Should physicians lose their license for posting COVID-19 misinformation? 5 hospital execs weigh in 

Throughout the pandemic, misinformation related to COVID-19 and vaccines has plagued social media platforms, but what happens when physicians are involved in the spread of false, harmful information? 

The Federation of State Medical Boards, a nonprofit that represents all U.S. state medical boards, warned July 29 that physicians and other healthcare professionals could be at risk of losing their medical licenses if they spread COVID-19 vaccine misinformation or disinformation on social media, online and in the media. 

While FSMB has not yet formally defined what constitutes "misinformation" or "disinformation" in its policy, the organization's ethics committee is studying the issues and plans to provide more guidance at a later date, an FSMB spokesperson told Becker's. 

​​"However, we currently view misinformation as sharing or distributing verifiably false information," the spokesperson said, adding that FSMB "define[s] disinformation as sharing or distributing information that the distributor knows is false." 

FSMB's warning came just days before an Aug. 6 school board meeting in Indiana went viral on YouTube, where a video shows family practice physician Dan Stock, MD, speaking out against mandatory COVID-19 vaccination and mask policies. He made several claims about the virus and COVID-19 vaccines that go against information and recommendations from the CDC and Indiana State Department of Health, according to local NBC affiliate WTHR

In July, President Joe Biden called out social media platforms like Facebook for letting vaccine misinformation spread on its services, claiming that the vaccine misinformation is "killing people," CNBC reported. 

Here, five hospital executives share whether they think physicians should have their licenses suspended or revoked for creating or spreading misinformation and disinformation on social media, online or in the media as well as how their organizations address protocols for managing physician social media activity. 

Editor's note: Responses have been lightly edited for clarity and length. 

John Bulger, DO. CMO, Insurance Operations and Strategic Partnerships, at Geisinger (Danville, Pa.). Regulatory bodies have specific rules as it relates to the practice of medicine — this includes advice given to the public. If those lines are crossed, physicians, as professionals, should be subject to the appropriate consequences. Apart from the regulatory consequences, the self-governance of the medical profession should also monitor this behavior and collegially address it.

Geisinger's social media protocol states that one must clearly note when one is making a personal statement about any subject. One must also not use Geisinger resources to make these statements. Geisinger has a code of conduct that addresses unprofessional behavior.

William (Bill) Melms, MD. CMO at Marshfield (Wis.) Clinic. As deplorable as it would be to spread any misinformation about the vaccine or to do anything to influence people not to get the vaccine, I do believe it would be an overreach to tie licensure to this activity.

We encourage our staff to connect with our communications department ahead of time if they want to post anything educational or informational on social media. Also, we have strict guidelines that prohibit staff from posting anything in opposition to our policies or philosophy if they identify themselves as employees of the clinic.

James Alexander, MD. CMO at Harrisburg (Ill.) Medical Center. Removing a physician's license over a post or statement would seem to be a violation of free speech and allowing minimal due process.  

We do have a program and guidelines in the bylaws for social media and physician behavior in and out of the clinical setting.  
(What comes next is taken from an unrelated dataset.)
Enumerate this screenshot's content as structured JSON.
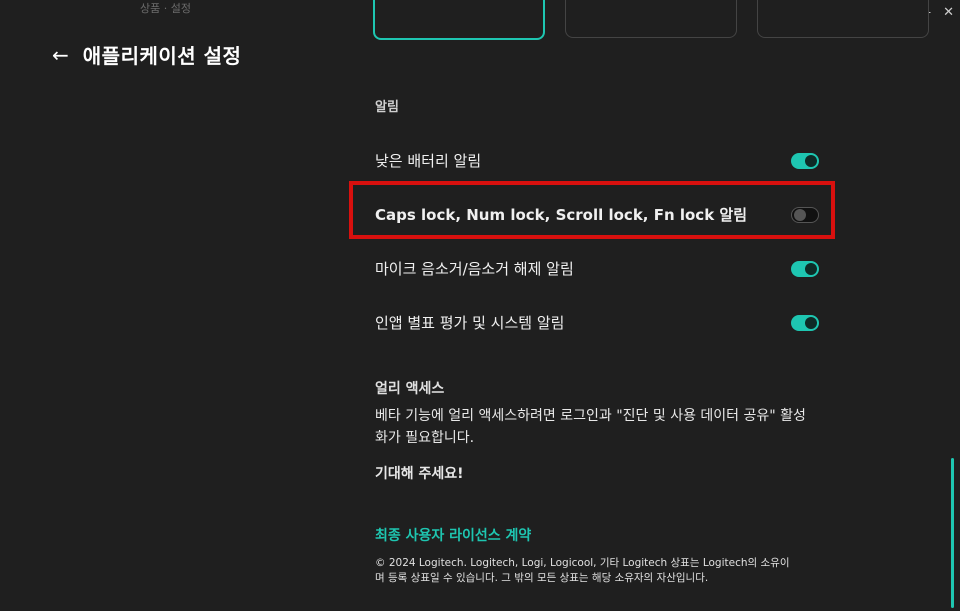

David Rottinghaus, MD. CMO at Butler (Pa.) Health System. If the information is deceptive or misleading, I think they should be suspended with a future review of their board to determine whether to revoke or repeal the license. A prime example is the family practice physician that has been circulated all over YouTube. He should be marginalized and suspended.

We do not monitor the private social media accounts of our employees. 

Richard Miller, MD. CMO at JPS Health Network (Fort Worth, Texas). Yes. I totally agree that spreading false information about COVID-19 and the vaccine is against our oath to help our patients. They should be at risk of losing their medical license.

We have a zero tolerance policy for any employee that posts patient information on social media. Derogatory comments regarding the workplace or any disparaging posts about our institution or any other employee also have zero tolerance. They are dismissed immediately.